Charlie English: You have to remember that at the time opinion was highly polarized between arch-conservatives and the avant-garde, rather as I think it is now. Conservative psychiatrists really hated the idea that madness was polluting fine art, which they held up as something spiritual, superior, quasi-religious. The far right realised that they could capitalize on this natural distaste for the “moderns”.

Robin Lindley: Wasn’t Prinzhorn attracted by some aspects of Nazism before his death in 1933?

Charlie English: Yes. During the economic crisis of the early 1930s there was a sense of pending catastrophe, which Hitler did his best to encourage, blaming the Jews and the left and the avant-garde. Prinzhorn, like other conservatives, felt Germany needed a strong leader, and thought Hitler could be that person. It seems very surprising given Prinzhorn’s earlier ideas, but he even offered to work with Hitler on a program of German cultural renewal. He was politically naive, and later realized he had made a mistake. He died soon after Hitler came to power, so we can’t know what would have become of him during the period of Nazi rule. 
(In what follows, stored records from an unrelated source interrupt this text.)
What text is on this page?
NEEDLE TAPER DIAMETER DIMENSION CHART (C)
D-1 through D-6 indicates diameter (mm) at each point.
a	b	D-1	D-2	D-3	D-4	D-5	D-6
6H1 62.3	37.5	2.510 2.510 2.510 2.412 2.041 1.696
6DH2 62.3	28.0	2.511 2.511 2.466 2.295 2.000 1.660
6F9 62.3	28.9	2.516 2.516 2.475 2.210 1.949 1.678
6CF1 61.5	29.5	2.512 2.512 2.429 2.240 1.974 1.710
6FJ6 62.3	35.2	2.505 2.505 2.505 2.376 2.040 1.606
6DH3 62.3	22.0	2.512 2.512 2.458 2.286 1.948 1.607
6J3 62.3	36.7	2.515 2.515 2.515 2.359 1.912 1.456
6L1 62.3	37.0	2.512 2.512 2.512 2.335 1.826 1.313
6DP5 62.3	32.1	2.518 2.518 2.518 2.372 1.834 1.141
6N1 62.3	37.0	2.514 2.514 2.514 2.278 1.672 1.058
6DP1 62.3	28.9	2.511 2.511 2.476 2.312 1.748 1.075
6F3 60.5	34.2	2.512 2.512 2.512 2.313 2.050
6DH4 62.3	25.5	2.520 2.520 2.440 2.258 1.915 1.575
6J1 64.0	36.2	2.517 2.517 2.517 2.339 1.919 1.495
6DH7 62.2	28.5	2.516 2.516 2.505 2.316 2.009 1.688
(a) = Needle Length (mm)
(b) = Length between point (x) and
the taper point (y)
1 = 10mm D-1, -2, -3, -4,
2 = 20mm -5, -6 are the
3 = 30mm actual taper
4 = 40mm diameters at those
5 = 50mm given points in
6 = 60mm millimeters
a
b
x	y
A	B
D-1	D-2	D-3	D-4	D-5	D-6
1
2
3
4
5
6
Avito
Robin Lindley: Hitler also looms large in your book. The young Hitler was a starving artist. You stress that he saw himself as an artist through his life. Some readers may not be familiar with his actual art. How did his contemporaries see his art work and his personality?

Charlie English: As a teenager Hitler was determined to become an artist. He believed he was brilliant, of course, and that it would be “child’s play” for someone of his great talent to get into Vienna Academy of Fine Arts, so when they rejected him, he was devastated and furious. There’s no doubt that he had some ability for drawing buildings, but he was terrible at figures. Read into it what you will, but the people in his paintings just don’t seem to have interested him on any level.

After his rejection, he was homeless for a time, and made a living copying out tourist postcards depicting famous buildings, but even he would later dismiss these works as of no value. His real talent—as observers from Albert Speer to Thomas Mann have pointed out—was for the art of politics, the spectacle, the rallies, the insignia, the speeches, the set designs…

Robin Lindley: How did Hitler’s artist persona play into his leadership style and beliefs about himself?

Charlie English: Hitler came to believe he was an artist-Fuhrer, a mythical Romantic idea for a type of leader that Germany was said to produce in times of crisis. This combined politician and seer would allegedly be able both to envisage the future of the German people and to bring it about, however abhorrent the methods. Hitler’s propaganda consistently presented him in this way.

Goebbels once wrote that for the Fuhrer the people were no more difficult to work than clay was for the sculptor. It seems clear that Hitler took this almost literally, as he would try to genetically reengineer the Germans to fit his Aryan ideal.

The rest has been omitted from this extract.